S116 Journal of Investigative Dermatology (2017), Volume 137

Human skin biopsy culture model maintains psoriasis disease features and demonstrates Pathway Engagement by Dexamethasone S Huang1, S Grosskurth2, L Miller1, H Patel1, L Olson1, J Wetter1, R Edelmayer1, M Domanus1, C Miller1, P Honore3 and V Scott3 1 AbbVie Inc., North Chicago, IL, 2 AbbVie Inc, North Chicago, IL and 3 AbbVie, North Chicago, IL In drug discovery, early indication of efficacy or pathway engagement of potential clinical candidates in relevant disease models is extremely valuable.
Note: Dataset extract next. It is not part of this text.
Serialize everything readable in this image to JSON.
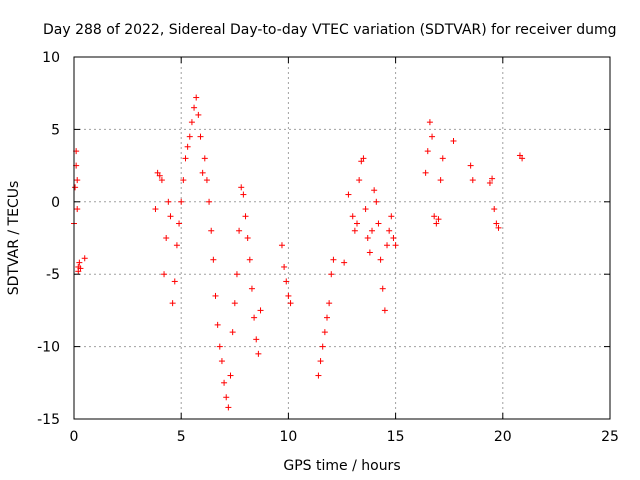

Although animal models of skin disease are useful, not all features of human skin such as the substantial differences in keratinocyte layers, are recapitulated in mouse models,. In collaboration with the AbbVie Clinical Pharmacology Research Unit, we have obtained skin biopsies from psoriasis patients to develop and characterize an ex vivo human skin biopsy culture model. The skin biopsies were cultured at the air-liquid interface under 95% O2 at 37 C to evaluate the effects of both culturing conditions and pharmacological treatment. Analysis of cytokine levels in conditioned media and biopsy gene expression profiling demonstrated that many features of psoriasis disease (such as elevated TNF, IL-17A and IL-23 release) are maintained in culture of lesion versus non-lesion biopsies over 24 hours. Effects of the reference anti-inflammatory compound Dexamethasone were evaluated in this model for pathway engagement. Transcriptomic and cytokine analyses of samples treated with Dexamethasone exhibited decreased inflammation, as well as previously reported agonistic effects on the glucocorticoid receptor NR3C1. The work presented here demonstrate the value of the explant human skin biopsy culture model for maintaining clinical features of psoriasis as well as for investigating pharmacodynamic pathway engagement, and potential efficacy of novel candidate therapeutics.